Both moderates and progressives have tried to tap into Biden’s mantle to make their case for passing their favored piece of Democrats’ two-track strategy.
Manchin, speaking to reporters after his White House visit, said Biden “would love to see that bill to move forward,” speaking about the bipartisan bill. While Congressional Progressive Caucus Chairwoman Pramila Jayapal (D-Wash.) told CNN that progressives were “ready to support and deliver to his desk the entirety of the agenda that he laid out to Congress.”
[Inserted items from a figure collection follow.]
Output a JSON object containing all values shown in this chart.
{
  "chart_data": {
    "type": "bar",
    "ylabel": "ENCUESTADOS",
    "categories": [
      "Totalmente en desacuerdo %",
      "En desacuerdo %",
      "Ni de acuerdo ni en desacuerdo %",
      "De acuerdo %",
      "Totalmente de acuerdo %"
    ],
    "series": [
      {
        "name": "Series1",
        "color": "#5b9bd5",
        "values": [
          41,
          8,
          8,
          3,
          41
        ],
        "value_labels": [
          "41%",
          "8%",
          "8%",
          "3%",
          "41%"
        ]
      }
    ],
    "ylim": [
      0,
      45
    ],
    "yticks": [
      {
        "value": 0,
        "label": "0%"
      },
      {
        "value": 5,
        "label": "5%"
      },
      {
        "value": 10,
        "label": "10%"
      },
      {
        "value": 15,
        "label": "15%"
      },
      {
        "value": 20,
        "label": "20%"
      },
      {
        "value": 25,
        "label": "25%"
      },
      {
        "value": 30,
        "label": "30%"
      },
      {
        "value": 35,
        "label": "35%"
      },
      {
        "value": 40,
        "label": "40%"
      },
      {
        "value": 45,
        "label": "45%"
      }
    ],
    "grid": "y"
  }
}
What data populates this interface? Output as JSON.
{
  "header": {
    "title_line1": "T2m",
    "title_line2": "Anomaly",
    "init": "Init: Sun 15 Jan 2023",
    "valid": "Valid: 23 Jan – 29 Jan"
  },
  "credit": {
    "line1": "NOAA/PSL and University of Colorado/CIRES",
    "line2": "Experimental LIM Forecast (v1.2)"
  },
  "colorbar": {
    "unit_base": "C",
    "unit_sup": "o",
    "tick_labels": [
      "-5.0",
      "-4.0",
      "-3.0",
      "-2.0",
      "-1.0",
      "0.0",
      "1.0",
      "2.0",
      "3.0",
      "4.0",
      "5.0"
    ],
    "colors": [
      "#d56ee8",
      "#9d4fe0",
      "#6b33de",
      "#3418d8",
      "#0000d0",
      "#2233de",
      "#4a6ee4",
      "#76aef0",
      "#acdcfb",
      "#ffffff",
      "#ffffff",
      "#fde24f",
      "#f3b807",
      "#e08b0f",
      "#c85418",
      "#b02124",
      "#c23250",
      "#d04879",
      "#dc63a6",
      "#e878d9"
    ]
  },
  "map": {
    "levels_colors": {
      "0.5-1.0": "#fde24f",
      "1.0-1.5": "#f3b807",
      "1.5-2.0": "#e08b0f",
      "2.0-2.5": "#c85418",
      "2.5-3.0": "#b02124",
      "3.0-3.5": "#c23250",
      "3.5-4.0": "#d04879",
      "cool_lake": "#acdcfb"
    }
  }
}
Even as progressives, including Jayapal and Senate Budget Committee Chairman Bernie Sanders (I-Vt.), are pledging to fight for the $3.5 trillion top-line figure, others are acknowledging that it’s likely to slip. Though both House and Senate Democrats passed a budget resolution earlier this year that allows for Democrats to bypass Republicans on a bill of up to $3.5 trillion that figure was a spending ceiling, not a floor.
“I think the writing’s on the wall that we don’t have 50 for $3.5 [trillion]. It’s going to be a painful discussion but one I think we can have and bring to completion,” Murphy said. “We’ve become victims to some pretty high expectations.”
But part of the headache for Democrats is that with total unity required in the Senate, they need to figure out what moderates — in particular Manchin — will settle for. Manchin is in charge of writing the Senate’s clean energy provisions, but Democrats also acknowledge they are still trying to figure out where he’ll come down on the top-line and individual provisions.
“Well he’s the president I think he probably could think of a few more things, but also on the other hand I think it’s really incumbent on Joe and Kyrsten at this point to tell us what they support or don’t support so that we can get on this,” said Sen. Mazie Hirono (D-Hawaii), asked about Biden’s engagement.
“I think this is a situation where maybe somebody extremely close to him … clearly leadership, that would be the president and the leadership, they’re going to have to do whatever they can to really identify what it is that particularly I suppose Joe finds objectionable,” Hirono said.